The Protecting Americans from Foreign Adversary Controlled Applications Act that passed in April requires ByteDance to divest its TikTok ownership within nine months, with the possibility of a three-month extension if a deal is in progress. If TikTok is not sold off, the bill will prevent app stores and companies in the U.S. from providing the TikTok app to users. As of now, TikTok will be forced to shut down on January 19, 2025.

ByteDance calls the act “obviously unconstitutional,” and says that there is no path for TikTok to continue operating in the United States. The 270-day timeline is “not possible,” and even if it were, the company claims that the act is still an “extraordinary and unconstitutional assertion of power.”

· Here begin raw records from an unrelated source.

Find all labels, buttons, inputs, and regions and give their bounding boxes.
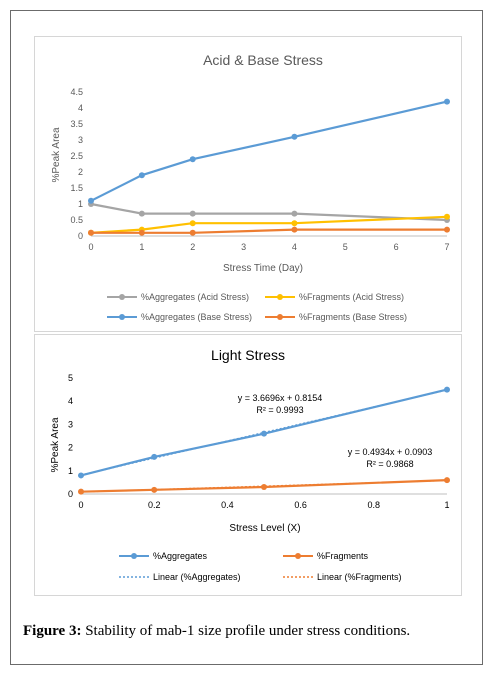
legend-marker: [295, 553, 301, 559]
legend: %Aggregates (Acid Stress) %Fragments (Aci…: [107, 292, 407, 322]
axes: 0 0.2 0.4 0.6 0.8 1 0 1 2 3 4 5: [68, 373, 450, 510]
y-tick-label: 2: [68, 443, 73, 453]
y-tick-label: 5: [68, 373, 73, 383]
y-tick-label: 1.5: [70, 183, 83, 193]
x-tick-label: 0.6: [294, 500, 307, 510]
series-line: [80, 388, 448, 477]
legend-label: %Aggregates: [153, 551, 208, 561]
y-axis-label: %Peak Area: [50, 417, 61, 472]
data-point: [88, 197, 94, 204]
legend-label: %Fragments: [317, 551, 369, 561]
figure-label: Figure 3:: [23, 623, 82, 639]
y-tick-label: 3.5: [70, 119, 83, 129]
data-point: [189, 210, 196, 217]
acid-base-chart-panel: Acid & Base Stress %Peak Area Stress Tim…: [34, 36, 462, 332]
x-tick-label: 3: [241, 242, 246, 252]
legend-marker: [119, 294, 125, 300]
data-point: [444, 386, 450, 393]
y-tick-label: 0: [78, 231, 83, 241]
data-point: [261, 430, 267, 437]
data-point: [189, 156, 196, 163]
data-point: [151, 486, 158, 493]
y-tick-label: 1: [78, 199, 83, 209]
figure-caption: Figure 3: Stability of mab-1 size profil…: [23, 623, 473, 640]
x-tick-label: 1: [444, 500, 449, 510]
legend-label: %Fragments (Acid Stress): [299, 292, 404, 302]
y-tick-label: 0.5: [70, 215, 83, 225]
data-point: [291, 210, 298, 217]
data-point: [78, 488, 84, 495]
data-point: [138, 229, 145, 236]
data-point: [291, 220, 298, 227]
x-tick-label: 0.8: [368, 500, 381, 510]
series-group: [78, 386, 450, 495]
y-tick-label: 0: [68, 489, 73, 499]
x-tick-label: 0.2: [148, 500, 161, 510]
figure-frame: [10, 10, 483, 665]
y-tick-label: 4: [78, 103, 83, 113]
y-tick-label: 3: [78, 135, 83, 145]
x-tick-label: 0: [78, 500, 83, 510]
legend: %Aggregates %Fragments Linear (%Aggregates…: [119, 551, 402, 582]
trendline-r2: R² = 0.9868: [366, 459, 413, 469]
data-point: [444, 98, 450, 105]
data-point: [189, 220, 196, 227]
chart-title: Acid & Base Stress: [203, 52, 323, 68]
y-tick-label: 1: [68, 466, 73, 476]
legend-marker: [277, 314, 283, 320]
data-point: [88, 229, 94, 236]
y-tick-label: 4: [68, 396, 73, 406]
series-line: [90, 202, 448, 222]
y-tick-label: 2.5: [70, 151, 83, 161]
legend-label: %Aggregates (Base Stress): [141, 312, 252, 322]
data-point: [151, 453, 158, 460]
y-tick-label: 2: [78, 167, 83, 177]
y-axis-label: %Peak Area: [51, 127, 62, 182]
data-point: [444, 226, 450, 233]
data-point: [291, 133, 298, 140]
legend-marker: [131, 553, 137, 559]
x-axis-label: Stress Time (Day): [223, 263, 303, 274]
trendline-equation: y = 3.6696x + 0.8154: [238, 393, 323, 403]
series-group: [88, 98, 450, 236]
x-tick-label: 0.4: [221, 500, 234, 510]
data-point: [78, 472, 84, 479]
data-point: [138, 172, 145, 179]
data-point: [291, 226, 298, 233]
legend-marker: [119, 314, 125, 320]
data-point: [444, 477, 450, 484]
chart-title: Light Stress: [211, 347, 285, 363]
legend-label: Linear (%Aggregates): [153, 572, 241, 582]
series-line: [80, 479, 448, 493]
axes: 0 1 2 3 4 5 6 7 0 0.5 1 1.5 2 2.5 3 3.5 4 4.5: [70, 87, 449, 252]
data-point: [261, 484, 267, 491]
legend-label: %Aggregates (Acid Stress): [141, 292, 249, 302]
x-tick-label: 6: [394, 242, 399, 252]
data-point: [444, 213, 450, 220]
x-tick-label: 7: [444, 242, 449, 252]
y-tick-label: 3: [68, 419, 73, 429]
x-axis-label: Stress Level (X): [229, 523, 300, 534]
trendline-r2: R² = 0.9993: [256, 405, 303, 415]
legend-marker: [277, 294, 283, 300]
x-tick-label: 4: [292, 242, 297, 252]
acid-base-chart: Acid & Base Stress %Peak Area Stress Tim…: [51, 52, 450, 322]
x-tick-label: 5: [343, 242, 348, 252]
series-line: [90, 100, 448, 202]
light-stress-chart-panel: Light Stress %Peak Area Stress Level (X)…: [34, 334, 462, 596]
figure-caption-text: Stability of mab-1 size profile under st…: [81, 623, 411, 639]
trendline-equation: y = 0.4934x + 0.0903: [348, 447, 433, 457]
trendline-annotations: y = 3.6696x + 0.8154 R² = 0.9993 y = 0.4…: [238, 393, 433, 469]
light-stress-chart: Light Stress %Peak Area Stress Level (X)…: [50, 347, 450, 582]
x-tick-label: 2: [190, 242, 195, 252]
legend-label: %Fragments (Base Stress): [299, 312, 407, 322]
data-point: [138, 210, 145, 217]
y-tick-label: 4.5: [70, 87, 83, 97]
legend-label: Linear (%Fragments): [317, 572, 402, 582]
x-tick-label: 1: [139, 242, 144, 252]
x-tick-label: 0: [88, 242, 93, 252]
data-point: [189, 229, 196, 236]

If upheld, it would allow the government to decide that a company may no longer own and publish the innovative and unique speech platform it created. If Congress can do this, it can circumvent the First Amendment by invoking national security and ordering the publisher of any individual newspaper or website to sell to avoid being shut down. And for TikTok, any such divestiture would disconnect Americans from the rest of the global community on a platform devoted to shared content — an outcome fundamentally at odds with the Constitution’s commitment to both free speech and individual liberty.

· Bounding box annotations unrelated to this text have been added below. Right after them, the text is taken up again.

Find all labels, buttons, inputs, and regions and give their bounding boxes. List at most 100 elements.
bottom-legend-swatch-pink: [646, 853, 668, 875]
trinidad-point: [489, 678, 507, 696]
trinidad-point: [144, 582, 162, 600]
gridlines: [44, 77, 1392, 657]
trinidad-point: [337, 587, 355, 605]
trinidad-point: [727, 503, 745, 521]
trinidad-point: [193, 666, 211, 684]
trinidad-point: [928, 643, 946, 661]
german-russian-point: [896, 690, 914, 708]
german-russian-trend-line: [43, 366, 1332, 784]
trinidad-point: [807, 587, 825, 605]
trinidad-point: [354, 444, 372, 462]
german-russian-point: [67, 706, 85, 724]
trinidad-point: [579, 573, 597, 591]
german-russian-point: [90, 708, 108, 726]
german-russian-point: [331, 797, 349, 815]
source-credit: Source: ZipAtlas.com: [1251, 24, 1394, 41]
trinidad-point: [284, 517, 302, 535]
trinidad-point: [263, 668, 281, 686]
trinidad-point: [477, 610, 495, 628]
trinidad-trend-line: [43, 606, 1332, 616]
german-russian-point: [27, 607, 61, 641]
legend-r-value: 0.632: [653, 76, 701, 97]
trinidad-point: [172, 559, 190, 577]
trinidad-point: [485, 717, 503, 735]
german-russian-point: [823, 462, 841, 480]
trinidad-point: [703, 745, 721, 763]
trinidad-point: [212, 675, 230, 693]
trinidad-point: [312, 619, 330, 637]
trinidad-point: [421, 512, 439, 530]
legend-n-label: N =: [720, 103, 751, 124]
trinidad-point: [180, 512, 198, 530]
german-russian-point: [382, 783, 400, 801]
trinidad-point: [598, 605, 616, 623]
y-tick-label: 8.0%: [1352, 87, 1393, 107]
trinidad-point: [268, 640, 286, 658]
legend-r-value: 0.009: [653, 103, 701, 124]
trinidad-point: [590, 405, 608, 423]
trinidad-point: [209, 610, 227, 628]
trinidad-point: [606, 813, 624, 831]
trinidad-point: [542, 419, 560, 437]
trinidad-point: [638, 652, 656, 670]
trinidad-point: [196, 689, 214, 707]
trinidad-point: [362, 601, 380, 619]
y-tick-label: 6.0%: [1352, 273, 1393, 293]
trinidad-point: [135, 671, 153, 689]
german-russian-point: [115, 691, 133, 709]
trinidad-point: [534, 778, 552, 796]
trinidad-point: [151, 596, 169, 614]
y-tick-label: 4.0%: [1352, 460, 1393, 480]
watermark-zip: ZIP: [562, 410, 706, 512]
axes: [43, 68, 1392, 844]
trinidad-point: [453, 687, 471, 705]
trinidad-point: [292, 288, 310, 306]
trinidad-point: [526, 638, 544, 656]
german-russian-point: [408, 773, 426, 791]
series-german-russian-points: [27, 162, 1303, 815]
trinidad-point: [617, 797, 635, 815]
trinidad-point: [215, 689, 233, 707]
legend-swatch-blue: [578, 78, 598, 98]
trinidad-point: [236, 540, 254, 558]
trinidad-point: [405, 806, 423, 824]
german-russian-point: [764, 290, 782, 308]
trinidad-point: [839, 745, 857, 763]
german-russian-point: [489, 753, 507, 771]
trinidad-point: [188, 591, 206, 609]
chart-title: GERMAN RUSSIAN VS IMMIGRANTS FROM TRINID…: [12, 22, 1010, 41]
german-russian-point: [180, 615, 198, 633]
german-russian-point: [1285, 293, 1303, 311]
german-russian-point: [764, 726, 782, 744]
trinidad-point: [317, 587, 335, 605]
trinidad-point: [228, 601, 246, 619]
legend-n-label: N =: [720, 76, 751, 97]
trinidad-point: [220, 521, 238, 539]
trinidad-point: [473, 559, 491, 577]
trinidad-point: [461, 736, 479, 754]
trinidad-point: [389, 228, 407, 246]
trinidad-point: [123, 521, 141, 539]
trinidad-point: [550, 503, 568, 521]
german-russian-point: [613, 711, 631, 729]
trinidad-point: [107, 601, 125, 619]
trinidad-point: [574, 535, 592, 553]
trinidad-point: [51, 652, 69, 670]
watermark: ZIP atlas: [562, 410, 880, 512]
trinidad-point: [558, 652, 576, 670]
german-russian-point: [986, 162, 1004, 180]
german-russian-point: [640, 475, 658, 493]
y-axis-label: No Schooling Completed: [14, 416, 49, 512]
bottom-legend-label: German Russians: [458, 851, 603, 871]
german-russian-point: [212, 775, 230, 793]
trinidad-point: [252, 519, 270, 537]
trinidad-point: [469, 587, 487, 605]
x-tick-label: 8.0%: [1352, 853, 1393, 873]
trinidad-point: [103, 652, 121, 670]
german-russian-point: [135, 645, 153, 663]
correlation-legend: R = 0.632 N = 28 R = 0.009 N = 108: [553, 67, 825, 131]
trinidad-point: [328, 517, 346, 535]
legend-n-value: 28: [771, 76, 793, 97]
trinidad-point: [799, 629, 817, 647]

The lawsuit argues that the act violates the First Amendment, and it claims that “speculative and analytically flawed” concern over security and content manipulation is an insufficient reason for limiting the free speech of TikTok’s 170 million U.S. users.

ByteDance says that a U.S. TikTok platform would not be commercially viable because it would limit the pool of content, undermining “the value and viability of the U.S. TikTok business.” ByteDance also claims that it would be technologically impossible to give the TikTok source code to a new owner because it would take years for new engineers to become familiar enough with the code to perform routine maintenance, plus the code would need to be rearchitected not to use ByteDance’s software tools, which cannot be done in 270 days.

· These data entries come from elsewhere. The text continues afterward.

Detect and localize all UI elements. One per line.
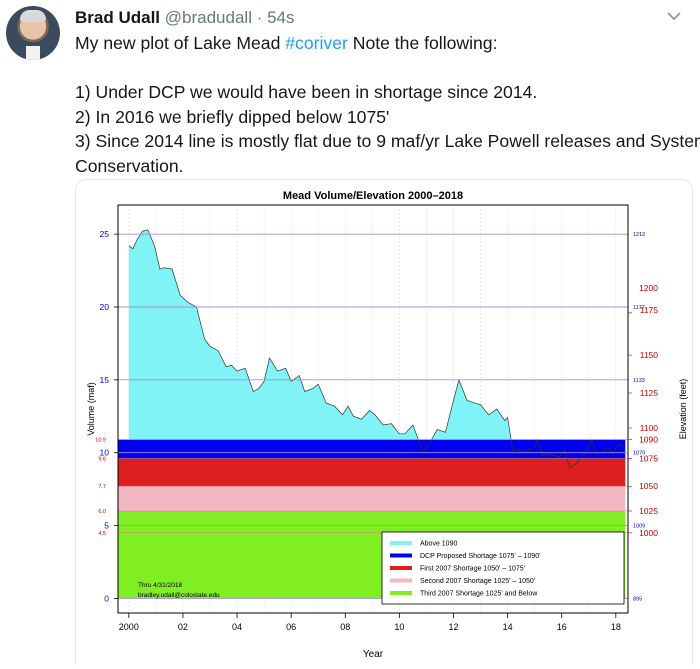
legend-label: DCP Proposed Shortage 1075' – 1090' <box>420 553 540 560</box>
y-tick-label-left-red: 7.7 <box>98 484 106 490</box>
y-tick-label-left-red: 9.6 <box>98 457 106 463</box>
x-tick-label: 06 <box>286 622 296 632</box>
tweet-text-prefix: My new plot of Lake Mead <box>75 33 286 53</box>
tweet-point-3a: 3) Since 2014 line is mostly flat due to… <box>75 131 700 151</box>
series-line-above-1090 <box>128 229 625 468</box>
tweet-text-suffix: Note the following: <box>347 33 498 53</box>
y-tick-label-right-red: 1200 <box>639 283 658 293</box>
annotation-date: Thru 4/31/2018 <box>138 582 182 589</box>
x-tick-label: 16 <box>557 622 567 632</box>
y-tick-label-right-blue: 1079 <box>633 451 645 457</box>
plot-frame <box>117 204 629 614</box>
y-tick-label-right-red: 1025 <box>639 506 658 516</box>
avatar[interactable] <box>6 6 60 60</box>
y-tick-label-left-red: 10.9 <box>95 438 106 444</box>
y-tick-label-right-red: 1175 <box>640 305 659 315</box>
tweet-header: Brad Udall @bradudall · 54s <box>75 6 295 30</box>
band-first-shortage <box>118 458 626 487</box>
tweet-point-1: 1) Under DCP we would have been in short… <box>75 82 538 102</box>
author-handle[interactable]: @bradudall <box>164 8 252 27</box>
legend-label: Third 2007 Shortage 1025' and Below <box>420 591 538 598</box>
x-tick-label: 02 <box>178 622 188 632</box>
y-tick-label-right-red: 1050 <box>639 481 658 491</box>
y-tick-label-right-red: 1090 <box>639 435 658 445</box>
hashtag-link[interactable]: #coriver <box>285 33 348 53</box>
x-tick-label: 10 <box>394 622 404 632</box>
band-second-shortage <box>118 486 626 511</box>
tweet-point-3b: Conservation. <box>75 155 184 176</box>
y-tick-label-right-red: 1100 <box>640 423 659 433</box>
legend-label: First 2007 Shortage 1050' – 1075' <box>420 566 525 573</box>
annotation-email: bradley.udall@colostate.edu <box>138 592 220 599</box>
y-axis-label-right: Elevation (feet) <box>678 379 688 440</box>
author-name[interactable]: Brad Udall <box>75 8 161 27</box>
y-tick-label-right-red: 1000 <box>639 528 658 538</box>
band-dcp-shortage <box>118 439 626 459</box>
x-tick-label: 2000 <box>119 622 139 632</box>
more-options-button[interactable] <box>663 6 685 28</box>
avatar-shirt <box>26 46 40 60</box>
chevron-down-icon <box>667 12 681 21</box>
y-tick-label-left: 0 <box>104 593 109 603</box>
x-tick-label: 08 <box>340 622 350 632</box>
mead-chart: Mead Volume/Elevation 2000–2018 2000 02 04 0… <box>76 180 692 665</box>
y-tick-label-left-red: 4.5 <box>98 531 106 537</box>
y-tick-label-left: 25 <box>100 229 110 239</box>
tweet-line-1: My new plot of Lake Mead #coriver Note t… <box>75 31 693 56</box>
y-axis-label-left: Volume (maf) <box>86 382 96 436</box>
tweet-text: My new plot of Lake Mead #coriver Note t… <box>75 31 700 178</box>
x-tick-label: 12 <box>448 622 458 632</box>
tweet-image[interactable]: Mead Volume/Elevation 2000–2018 2000 02 04 0… <box>75 179 693 665</box>
y-tick-label-left: 15 <box>100 375 110 385</box>
header-separator: · <box>251 8 268 27</box>
x-tick-label: 14 <box>503 622 513 632</box>
y-tick-label-right-red: 1125 <box>640 388 659 398</box>
y-tick-label-right-blue: 1212 <box>633 232 645 238</box>
avatar-hair <box>20 10 46 22</box>
y-tick-label-right-blue: 1177 <box>633 305 645 311</box>
x-tick-label: 04 <box>232 622 242 632</box>
y-tick-label-right-blue: 895 <box>633 596 642 602</box>
y-tick-label-right-red: 1150 <box>640 350 659 360</box>
legend-label: Above 1090 <box>420 541 457 548</box>
y-tick-label-right-blue: 1009 <box>633 524 645 530</box>
y-tick-label-left-red: 6.0 <box>98 509 106 515</box>
legend-box <box>381 531 625 605</box>
x-tick-label: 18 <box>611 622 621 632</box>
chart-title: Mead Volume/Elevation 2000–2018 <box>283 190 463 202</box>
y-tick-label-left: 10 <box>100 448 110 458</box>
y-tick-label-right-red: 1075 <box>639 454 658 464</box>
y-tick-label-left: 20 <box>100 302 110 312</box>
y-tick-label-right-blue: 1133 <box>633 378 645 384</box>
tweet-time[interactable]: 54s <box>267 8 295 27</box>
legend-label: Second 2007 Shortage 1025' – 1050' <box>420 578 535 585</box>
x-axis-label: Year <box>363 649 384 660</box>
tweet-point-2: 2) In 2016 we briefly dipped below 1075' <box>75 106 390 127</box>
y-tick-label-left: 5 <box>104 521 109 531</box>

The Chinese government has said that it will “firmly oppose” any effort to sell TikTok to a U.S. company, and China would need to approve a sale. China has no intention of allowing the TikTok recommendation engine to be divested. ByteDance has already moved U.S. data to servers owned by Oracle, but U.S. lawmakers do not feel that is enough to protect users.

There are few U.S. companies that could afford to purchase TikTok, and the tech giants that could buy it would likely be restricted from doing so due to antitrust concerns.

ByteDance is asking the court to issue a declaratory judgment that the act violates the U.S. Constitution, preventing the U.S. Attorney General from enforcing it.